Film Reviews
'My Darling Vivian': More Therapy Than Documentary

This documentary is not for everyone. In fact, it is mainly for four women, the daughters of Johnny Cash and Vivian Liberto Cash, his first wife and their mother. Just how much do you care about Vivian Cash? Do you think she was maligned in the film "Walk the Line"? 

Do you long to hear her side of the story? Her daughters'? How you answer those questions will dictate what you think of "My Darling Vivian," certainly more therapy than entertainment. 

Vivian Liberto, her jet black hair to her waist, met Johnny Cash when they were teenagers in 1951 in Texas at a roller rink. Once in the Army in Germany, he wrote her thousands of letters, often addressed to "my darling Vivian." They were married in 1954 when he was 22 and she, 20. Quickly, they had Rosanne, Kathy, Cindy, and Tara. As the Man in Black achieved more and more fame, he spent more time on the road and less time with them. He courted drugs and fame while his wife and children sat home in Tennessee. 

The couple divorced in 1966. Vivian Cash, who remarried rather unhappily, became a dear grandmother and died in 2005. That was the year "Walk the Line" came out with Ginnifer Godwin playing Cash's part as a bitter woman. The film did not show Vivian in a good light, says Tara.

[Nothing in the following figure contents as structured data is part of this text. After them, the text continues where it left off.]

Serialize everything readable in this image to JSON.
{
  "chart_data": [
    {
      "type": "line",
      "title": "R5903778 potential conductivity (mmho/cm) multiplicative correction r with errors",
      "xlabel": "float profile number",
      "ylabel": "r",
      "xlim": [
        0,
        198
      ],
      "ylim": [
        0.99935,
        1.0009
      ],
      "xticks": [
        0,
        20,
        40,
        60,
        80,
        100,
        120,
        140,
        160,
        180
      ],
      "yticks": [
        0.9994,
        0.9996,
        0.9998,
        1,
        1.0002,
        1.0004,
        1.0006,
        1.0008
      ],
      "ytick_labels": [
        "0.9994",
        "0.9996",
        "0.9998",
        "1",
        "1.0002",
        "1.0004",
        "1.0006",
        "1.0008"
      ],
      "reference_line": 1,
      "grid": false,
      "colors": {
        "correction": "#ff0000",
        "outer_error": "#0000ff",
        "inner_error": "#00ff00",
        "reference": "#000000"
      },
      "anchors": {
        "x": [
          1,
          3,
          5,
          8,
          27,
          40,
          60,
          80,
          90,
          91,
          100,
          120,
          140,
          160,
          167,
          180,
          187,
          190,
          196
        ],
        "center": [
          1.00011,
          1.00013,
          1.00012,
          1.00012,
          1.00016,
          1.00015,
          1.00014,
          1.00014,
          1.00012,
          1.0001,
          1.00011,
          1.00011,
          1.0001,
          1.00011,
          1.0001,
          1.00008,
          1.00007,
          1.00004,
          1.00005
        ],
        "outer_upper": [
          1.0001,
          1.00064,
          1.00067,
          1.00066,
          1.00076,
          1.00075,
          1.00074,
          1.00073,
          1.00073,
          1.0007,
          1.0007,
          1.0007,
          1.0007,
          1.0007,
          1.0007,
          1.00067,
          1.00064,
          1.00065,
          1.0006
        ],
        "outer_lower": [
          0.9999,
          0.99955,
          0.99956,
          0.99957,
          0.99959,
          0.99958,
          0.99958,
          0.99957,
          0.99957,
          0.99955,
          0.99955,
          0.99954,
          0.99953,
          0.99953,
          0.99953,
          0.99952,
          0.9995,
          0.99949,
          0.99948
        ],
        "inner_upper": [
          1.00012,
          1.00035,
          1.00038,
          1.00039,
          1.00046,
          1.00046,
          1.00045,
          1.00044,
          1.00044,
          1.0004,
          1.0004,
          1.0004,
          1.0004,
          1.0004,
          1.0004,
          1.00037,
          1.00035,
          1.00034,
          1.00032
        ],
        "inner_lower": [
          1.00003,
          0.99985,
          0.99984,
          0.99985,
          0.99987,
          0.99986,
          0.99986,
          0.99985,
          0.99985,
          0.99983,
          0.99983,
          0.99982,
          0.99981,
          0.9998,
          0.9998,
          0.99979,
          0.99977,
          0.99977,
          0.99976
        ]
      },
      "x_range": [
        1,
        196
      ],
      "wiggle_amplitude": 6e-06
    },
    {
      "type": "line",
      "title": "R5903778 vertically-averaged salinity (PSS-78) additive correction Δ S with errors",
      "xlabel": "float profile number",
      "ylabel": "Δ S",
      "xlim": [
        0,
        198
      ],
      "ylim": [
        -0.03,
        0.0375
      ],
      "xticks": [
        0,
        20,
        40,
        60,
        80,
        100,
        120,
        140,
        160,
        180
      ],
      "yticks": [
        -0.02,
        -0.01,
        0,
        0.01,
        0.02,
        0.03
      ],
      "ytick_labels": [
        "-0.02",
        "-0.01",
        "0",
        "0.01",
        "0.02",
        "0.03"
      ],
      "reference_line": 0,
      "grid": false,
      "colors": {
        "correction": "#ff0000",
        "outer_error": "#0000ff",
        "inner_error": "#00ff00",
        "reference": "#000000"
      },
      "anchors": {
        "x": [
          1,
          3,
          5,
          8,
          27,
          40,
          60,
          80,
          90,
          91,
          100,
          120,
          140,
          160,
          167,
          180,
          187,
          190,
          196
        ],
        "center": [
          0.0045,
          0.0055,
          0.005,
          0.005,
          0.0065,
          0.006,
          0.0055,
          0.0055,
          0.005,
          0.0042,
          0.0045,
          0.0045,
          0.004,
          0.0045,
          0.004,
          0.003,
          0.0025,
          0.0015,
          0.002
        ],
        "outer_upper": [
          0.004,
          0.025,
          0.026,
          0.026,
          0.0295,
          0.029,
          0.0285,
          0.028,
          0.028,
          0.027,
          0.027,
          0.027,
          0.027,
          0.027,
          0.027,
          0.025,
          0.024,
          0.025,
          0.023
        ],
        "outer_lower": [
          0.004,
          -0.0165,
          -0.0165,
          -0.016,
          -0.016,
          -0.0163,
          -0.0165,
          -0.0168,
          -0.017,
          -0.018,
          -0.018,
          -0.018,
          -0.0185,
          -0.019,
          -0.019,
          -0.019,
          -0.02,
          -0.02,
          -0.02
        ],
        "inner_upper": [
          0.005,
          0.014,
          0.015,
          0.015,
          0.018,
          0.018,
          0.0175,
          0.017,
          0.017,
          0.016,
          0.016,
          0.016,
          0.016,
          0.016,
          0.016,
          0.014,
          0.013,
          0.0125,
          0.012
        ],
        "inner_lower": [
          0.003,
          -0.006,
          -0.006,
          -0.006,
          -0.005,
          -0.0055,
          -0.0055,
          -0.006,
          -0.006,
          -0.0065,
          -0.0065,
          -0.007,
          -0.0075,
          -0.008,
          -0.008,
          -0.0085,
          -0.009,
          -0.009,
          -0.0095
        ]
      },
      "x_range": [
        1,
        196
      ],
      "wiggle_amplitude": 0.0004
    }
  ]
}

Director of the doc, Matt Riddlehoover, interviews all four daughters, and snazzy editing often has a different daughter relating her version of the same story -- just the way four sisters raised in a dysfunctional family would. "All four of us have different mothers," says Rosanne, the country singer.

A most troubling chapter in this largely depressing tale occurs when Italian Vivian Liberto, was photographed darkly as she picks up her husband from jail. Accused of being black, she scrounges up letters to support her whiteness.

Otherwise, the film is little more than a release and a relief for the four daughters. For die-hard Johnny Cash fans, the documentary adds to his vertical biography as well as the horizontal. But for the ordinary film goer, "My Darling Vivian" never transcends the appeal of a home movie, a defense of Mother.